BOJ intervenes in FX market as opposition alleges currency shortage

The Bank of Jamaica (BOJ) has again intervened in the foreign exchange market with an offer of US$30 million, less than a day after the Opposition Shadow Minister for Finance, Mark Golding, called for the central bank to do so.

Golding’s call on Wednesday was against the background of what he said was "an acute shortage of supply, with major businesses in the real sector being unable to source foreign currency from authorised dealers for the past two weeks.”

Golding also noted that the value of the Jamaican dollar had slipped to $135.48 to US$1.00 as at the close of business on Wednesday, a depreciation in value of over three per cent in the first ten days of July.

“At times like these the Bank of Jamaica must not delay intervening to restore calm to the foreign exchange market. The current arrangements governing the market also need to be reformed, so that the needs of the real sector are not subordinated to the interests of the financial sector,” said Golding.

Opposition spokesman on finance Mark Golding

In a statement Thursday morning, the BOJ said the US$30 million will be sold to authorised dealers and large cambios by means of its Foreign Exchange Intervention and Trading Tool (B-FXITT).

BOJ said this intervention is intended to address temporary demand and supply imbalances in the market.

Golding had said the BOJ’s intervention was necessary to calm fears over recent volatility in the market, as well as claims of a shortage of foreign exchange.

According to the shadow minister, the frequent volatility in the market over the past year is undermining business confidence and damaging Jamaica’s economic performance and prospects.

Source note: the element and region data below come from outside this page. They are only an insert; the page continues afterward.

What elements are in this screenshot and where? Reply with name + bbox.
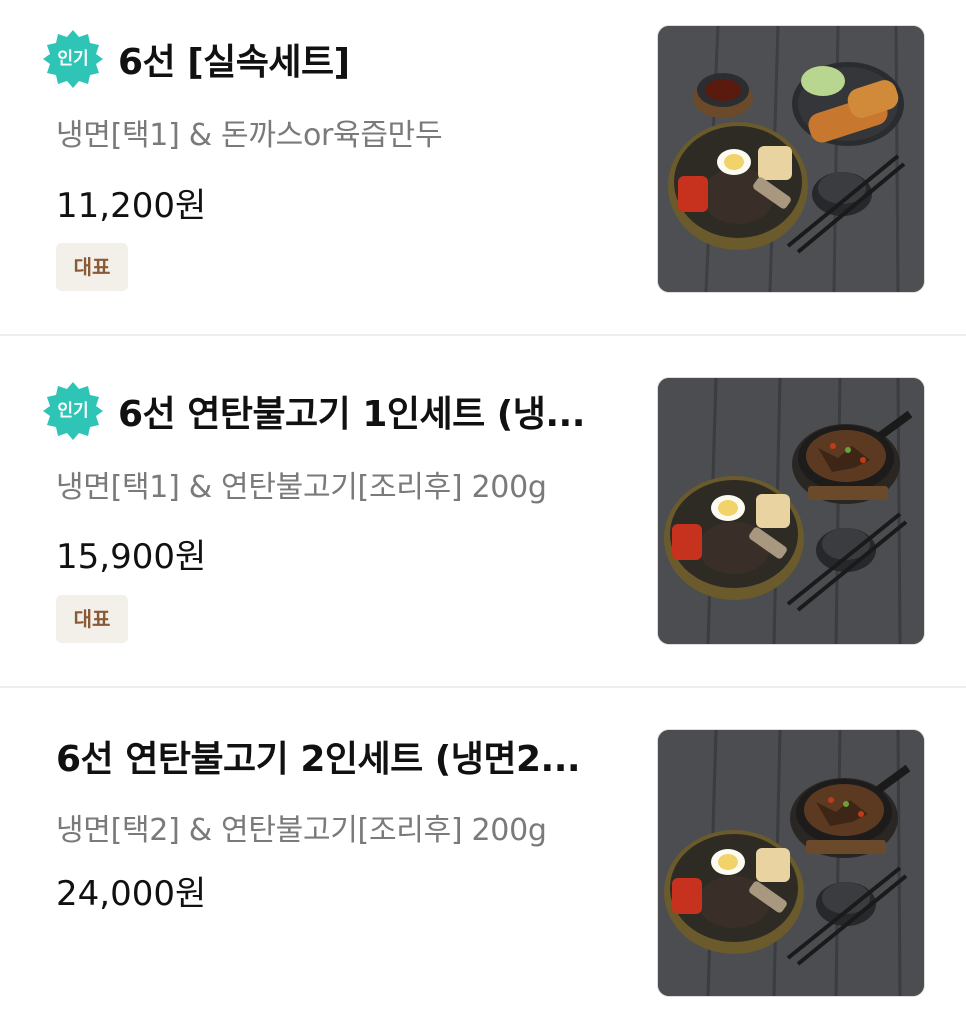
menu-price: 15,900원: [56, 537, 207, 577]
menu-list: 인기 6선 [실속세트] 냉면[택1] & 돈까스or육즙만두 11,200원 …: [0, 0, 966, 1009]
naengmyeon-bulgogi-photo: [658, 730, 924, 996]
popular-badge: 인기: [42, 28, 104, 90]
popular-badge-label: 인기: [57, 49, 89, 69]
popular-badge-label: 인기: [57, 401, 89, 421]
menu-item[interactable]: 인기 6선 [실속세트] 냉면[택1] & 돈까스or육즙만두 11,200원 …: [0, 0, 966, 336]
naengmyeon-bulgogi-photo: [658, 378, 924, 644]
menu-item[interactable]: 6선 연탄불고기 2인세트 (냉면2... 냉면[택2] & 연탄불고기[조리후…: [0, 688, 966, 1009]
menu-name: 6선 연탄불고기 1인세트 (냉...: [118, 394, 585, 435]
menu-description: 냉면[택1] & 돈까스or육즙만두: [56, 118, 443, 153]
popular-badge: 인기: [42, 380, 104, 442]
menu-title-row: 6선 연탄불고기 2인세트 (냉면2...: [56, 723, 656, 789]
menu-description: 냉면[택2] & 연탄불고기[조리후] 200g: [56, 813, 547, 848]
menu-thumbnail[interactable]: [657, 729, 925, 997]
menu-description: 냉면[택1] & 연탄불고기[조리후] 200g: [56, 470, 547, 505]
naengmyeon-tonkatsu-photo: [658, 26, 924, 292]
menu-thumbnail[interactable]: [657, 25, 925, 293]
menu-title-row: 인기 6선 연탄불고기 1인세트 (냉...: [42, 378, 642, 444]
representative-tag: 대표: [56, 595, 128, 643]
representative-tag: 대표: [56, 243, 128, 291]
menu-name: 6선 [실속세트]: [118, 42, 350, 83]
menu-item[interactable]: 인기 6선 연탄불고기 1인세트 (냉... 냉면[택1] & 연탄불고기[조리…: [0, 336, 966, 688]
menu-name: 6선 연탄불고기 2인세트 (냉면2...: [56, 739, 581, 780]
menu-title-row: 인기 6선 [실속세트]: [42, 26, 642, 92]
menu-price: 11,200원: [56, 186, 207, 226]
menu-price: 24,000원: [56, 874, 207, 914]
menu-thumbnail[interactable]: [657, 377, 925, 645]
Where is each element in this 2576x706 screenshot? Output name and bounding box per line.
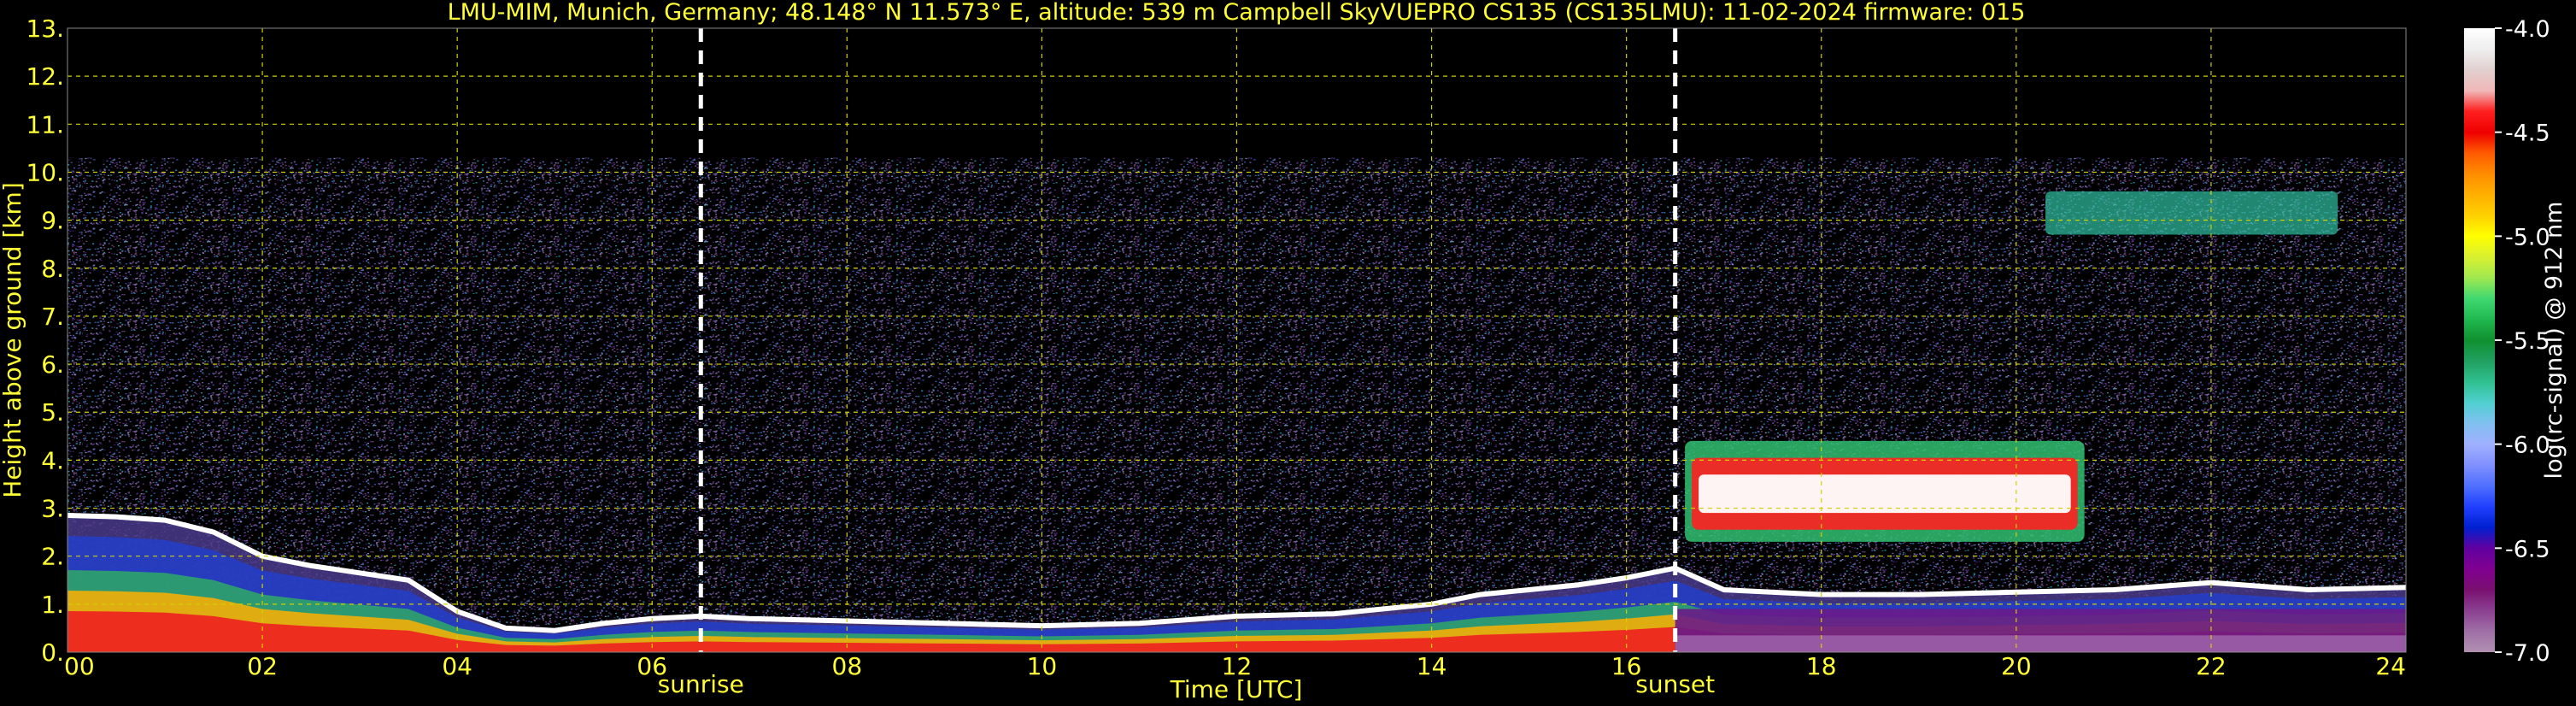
x-tick-label: 18 <box>1806 652 1837 680</box>
x-axis-label: Time [UTC] <box>1170 675 1303 703</box>
y-tick-label: 10. <box>26 158 64 186</box>
high-cloud <box>2045 191 2338 235</box>
colorbar-tick-label: -7.0 <box>2505 640 2550 667</box>
y-axis-label: Height above ground [km] <box>0 182 26 498</box>
x-tick-label: 22 <box>2196 652 2227 680</box>
sunset-label: sunset <box>1635 670 1715 698</box>
x-tick-label: 16 <box>1611 652 1642 680</box>
x-tick-label: 14 <box>1417 652 1447 680</box>
surface-layer <box>1675 635 2406 652</box>
colorbar-tick-label: -4.0 <box>2505 16 2550 43</box>
y-tick-label: 0. <box>41 638 64 667</box>
x-tick-label: 20 <box>2001 652 2032 680</box>
y-tick-label: 9. <box>41 207 64 235</box>
x-tick-label: 10 <box>1027 652 1058 680</box>
chart-title: LMU-MIM, Munich, Germany; 48.148° N 11.5… <box>448 0 2026 26</box>
x-tick-label: 02 <box>247 652 278 680</box>
sunrise-label: sunrise <box>658 670 744 698</box>
colorbar-scale <box>2464 28 2495 652</box>
y-tick-label: 12. <box>26 62 64 91</box>
colorbar-tick-label: -4.5 <box>2505 121 2550 147</box>
y-tick-label: 3. <box>41 495 64 523</box>
y-tick-label: 2. <box>41 543 64 571</box>
x-tick-label: 06 <box>637 652 667 680</box>
mid-cloud-core <box>1699 474 2071 514</box>
y-tick-label: 7. <box>41 303 64 331</box>
y-tick-label: 11. <box>26 110 64 138</box>
y-tick-label: 6. <box>41 350 64 379</box>
colorbar: -4.0-4.5-5.0-5.5-6.0-6.5-7.0 <box>2464 16 2550 667</box>
x-tick-label: 00 <box>64 652 95 680</box>
y-tick-label: 4. <box>41 446 64 474</box>
x-tick-label: 08 <box>832 652 863 680</box>
colorbar-tick-label: -6.5 <box>2505 536 2550 562</box>
chart: sunrise sunset LMU-MIM, Munich, Germany; … <box>0 0 2567 703</box>
y-tick-labels: 0. 1. 2. 3. 4. 5. 6. 7. 8. 9. 10. 11. 12. 13. <box>26 15 64 667</box>
x-tick-label: 24 <box>2375 652 2406 680</box>
colorbar-label: log(rc-signal) @ 912 nm <box>2541 202 2567 479</box>
y-tick-label: 8. <box>41 255 64 283</box>
x-tick-label: 04 <box>442 652 472 680</box>
y-tick-label: 5. <box>41 398 64 427</box>
y-tick-label: 13. <box>26 15 64 43</box>
y-tick-label: 1. <box>41 591 64 619</box>
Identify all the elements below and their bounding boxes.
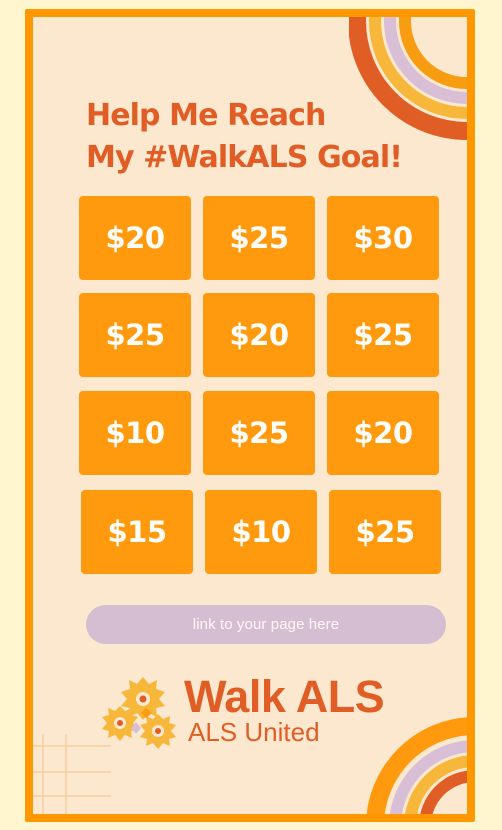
grid-lines-icon (33, 734, 111, 814)
donation-amount-grid: $20 $25 $30 $25 $20 $25 $10 $25 $20 $15 … (79, 196, 442, 578)
page-link-button[interactable]: link to your page here (86, 605, 446, 644)
logo-subtitle: ALS United (188, 717, 320, 747)
amount-button-3[interactable]: $30 (327, 196, 439, 280)
page-stage: Help Me Reach My #WalkALS Goal! $20 $25 … (0, 0, 502, 830)
amount-button-6[interactable]: $25 (327, 293, 439, 377)
amount-button-10[interactable]: $15 (81, 490, 193, 574)
amount-button-7[interactable]: $10 (79, 391, 191, 475)
logo-title: Walk ALS (184, 671, 385, 722)
amount-button-9[interactable]: $20 (327, 391, 439, 475)
headline: Help Me Reach My #WalkALS Goal! (86, 95, 406, 179)
amount-button-12[interactable]: $25 (329, 490, 441, 574)
amount-button-8[interactable]: $25 (203, 391, 315, 475)
donation-card: Help Me Reach My #WalkALS Goal! $20 $25 … (25, 9, 475, 822)
amount-button-11[interactable]: $10 (205, 490, 317, 574)
amount-button-5[interactable]: $20 (203, 293, 315, 377)
headline-line-1: Help Me Reach (86, 98, 326, 133)
walk-als-logo: Walk ALS ALS United (184, 671, 385, 747)
amount-button-2[interactable]: $25 (203, 196, 315, 280)
amount-button-1[interactable]: $20 (79, 196, 191, 280)
headline-line-2: My #WalkALS Goal! (86, 140, 403, 175)
amount-button-4[interactable]: $25 (79, 293, 191, 377)
walk-als-logo-icon (102, 677, 176, 749)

“This is evidenced by the fall in the Business Confidence Index reported this week, which cites fluctuations in the foreign exchange rate as a key determinant of the fall in business confidence,” said Golding.

He noted that a majority of firms have indicated that this volatility is undermining their ability to make long-term plans and that firms willing to invest in new plants and equipment have also declined.

“The government needs to respond now to this situation, which it has allowed to continue for too long, and avoid it leading to further damage to confidence, growth and the overall economy,” Golding said.